Please note that these ratings solely represent the complete review 's biased interpretation and subjective opinion of the actual reviews and do not claim to accurately reflect or represent the views of the reviewers.In terms of prose style, however, Ernaux has little in common with the more flamboyant Proust – her writing is more austere, the sensuality more analytical.

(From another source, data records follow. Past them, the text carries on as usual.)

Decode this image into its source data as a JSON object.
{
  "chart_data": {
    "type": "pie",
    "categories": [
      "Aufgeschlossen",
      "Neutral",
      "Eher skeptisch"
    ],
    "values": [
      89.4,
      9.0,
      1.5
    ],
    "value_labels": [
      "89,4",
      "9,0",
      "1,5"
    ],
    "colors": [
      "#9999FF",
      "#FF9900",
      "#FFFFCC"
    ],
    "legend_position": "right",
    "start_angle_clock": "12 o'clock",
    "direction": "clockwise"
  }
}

She rings Ernaux’s tones through her own exact idioms so the eighties anti-racism slogan Touche pas à mon pote!

Throughout “The Years,” Ernaux traces the collapse of Catholic prudishness as it’s attacked by secularism, the pill, the legalization of abortion and the women’s movement. They blend and blur, sometimes within a single paragraph, to create a kind of intelligence or point of view that is universal and particular at once.

For Ernaux, photographs are central to the construction of her narrative -- as much for their illusions as for what they reveal.